O Presidente de Cabo Verde, José Maria Neves, lamentou hoje a morte de João Semedo Tavares, fundador da Academia do Johnson e que trabalhava com jovens de bairros carenciados na Grande Lisboa, recordando-o como "exemplo de superação".

"Aquando da minha visita de Estado a Portugal, em julho passado, João Semedo Tavares recebeu-nos em grande, na Academia do Johnson (Amadora), criada por ele, para apoiar, através de atividades desportivas, sociais e culturais, crianças e jovens de bairros desfavorecidos da Grande Lisboa", recordou, numa mensagem colocada na sua conta oficial na rede social Facebook, José Maria Neves.

O chefe de Estado cabo-verdiano descreve João Semedo Tavares como "exemplo de superação", que "trabalhou arduamente para servir a comunidade e tirar as pessoas da pobreza material e espiritual".

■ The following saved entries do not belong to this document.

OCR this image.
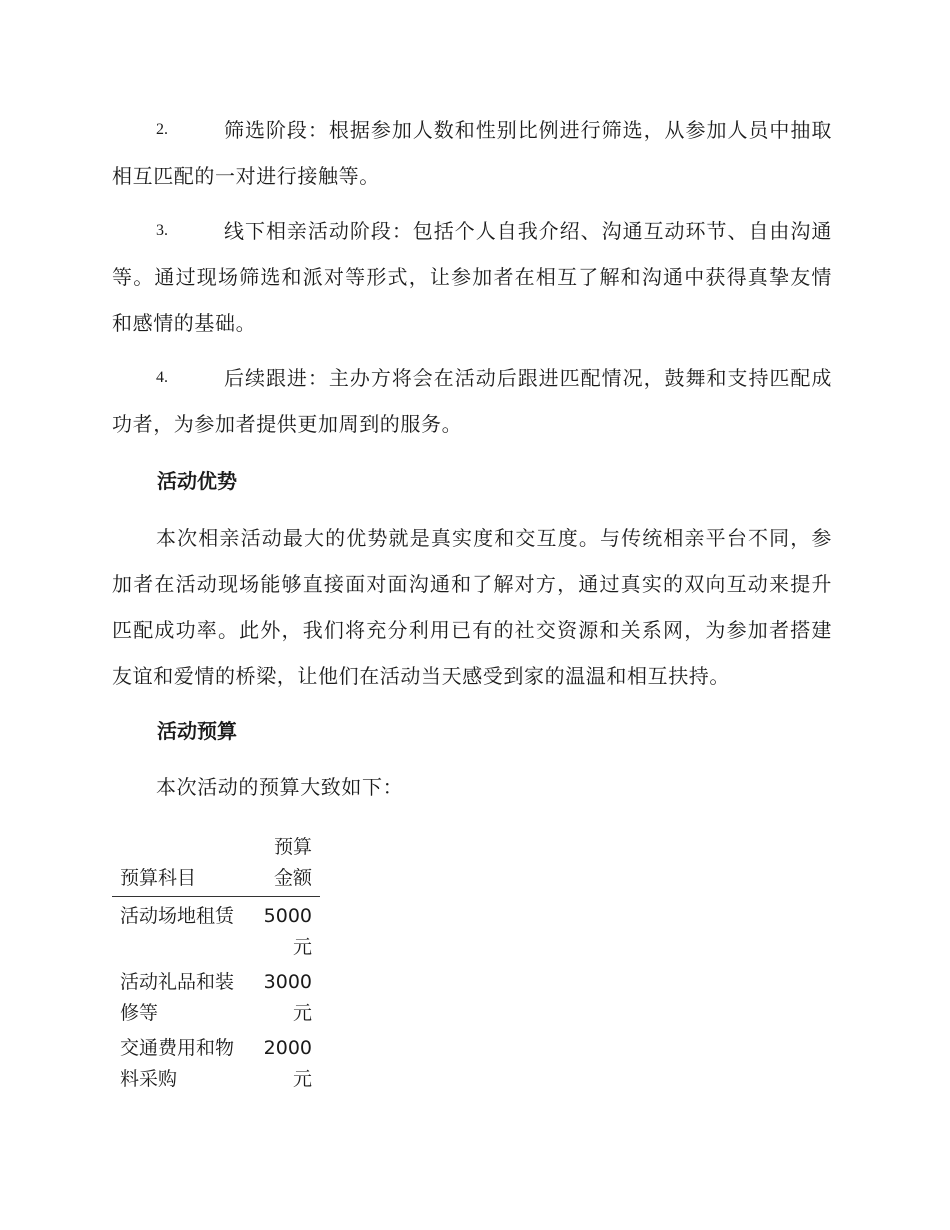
2.	筛选阶段：根据参加人数和性别比例进行筛选，从参加人员中抽取相互匹配的一对进行接触等。
3.	线下相亲活动阶段：包括个人自我介绍、沟通互动环节、自由沟通等。通过现场筛选和派对等形式，让参加者在相互了解和沟通中获得真挚友情和感情的基础。
4.	后续跟进：主办方将会在活动后跟进匹配情况，鼓舞和支持匹配成功者，为参加者提供更加周到的服务。
活动优势
本次相亲活动最大的优势就是真实度和交互度。与传统相亲平台不同，参加者在活动现场能够直接面对面沟通和了解对方，通过真实的双向互动来提升匹配成功率。此外，我们将充分利用已有的社交资源和关系网，为参加者搭建友谊和爱情的桥梁，让他们在活动当天感受到家的温温和相互扶持。
活动预算
本次活动的预算大致如下：
预算科目	预算金额
活动场地租赁	5000元
活动礼品和装修等	3000元
交通费用和物料采购	2000元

"Fez o bem lá onde pôde, mobilizando parcerias públicas e privadas", afirmou o Presidente cabo-verdiano.

"Perdemos um Homem de bem, sob o signo `somos aquilo que fazemos`. Descansa em paz, João. A Academia Johnson eternizará o teu nome. És um gigante", disse ainda José Maria Neves.

O fundador da Academia do Johnson, João Semedo Tavares, que trabalhava com jovens de bairros carenciados na Grande Lisboa, morreu hoje aos 50 anos de idade devido a problemas de saúde, disse à Lusa fonte familiar.

Inspirador para centenas de crianças e jovens, que há anos apoiava através de atividades desportivas e sociais, João Semedo Tavares ficou conhecido por assumir a sua passagem pela prisão e disso ter feito uma lição de vida, que procurou transmitir.

Nos últimos anos concretizou o seu projeto de apoiar as crianças e os jovens de bairros desfavorecidos, nomeadamente na Amadora (distrito de Lisboa), através da educação e do desporto e com a criação da Academia do Johnson.

Também realizou várias palestras, através das quais contou o seu percurso, revelando aos mais jovens que o crime não compensa e que o futuro passa pela educação e pelo desporto, como o futsal, modalidade de que era jogador e treinador.

Nascido em São Tomé e Príncipe e criado no bairro da Cova da Moura, na Amadora, João Semedo saiu de casa aos 09 anos, idade com que se iniciou no mundo da droga, para ir viver nas ruas com amigos.

O vício levou-o depois para o mundo da criminalidade e, aos 18 anos, acabou por ser condenado a uma década de prisão, conseguindo mudar de vida depois de sair da cadeia.

João Semedo trabalhou também com jovens na Associação Moinho da Juventude, na Cova da Moura, e em casas de acolhimento para jovens em risco, e foi motorista na agência Lusa. Lançou, pela Alêtheia Editores, o livro "Estou Tranquilo", relatando a sua experiência de vida.

O seu lema "Somos aquilo que fazemos!" foi multiplicado nos últimos anos em vários espaços sociais, com o propósito de demonstrar que as ações de cada um constroem aquilo em que cada um se torna.

O objetivo da Academia do Johnson, conforme é apresentado no seu `site`, é "melhorar a vida dos jovens e dar-lhes as ferramentas de que precisam para se tornarem adultos felizes e com sucesso".

A associação foi este mês distinguida com uma menção honrosa do Prémio Manuel António da Mota.

João Semedo, que se empenhou em fazer a "diferença na vida destes jovens", morreu às 06:00 de hoje em casa, rodeado da família.

Desde que a notícia da morte de Johnson, como era conhecido, foi conhecida, têm-se multiplicado as mensagens de pesar nas redes sociais, nas quais o seu papel e amizade são recordados por muitos.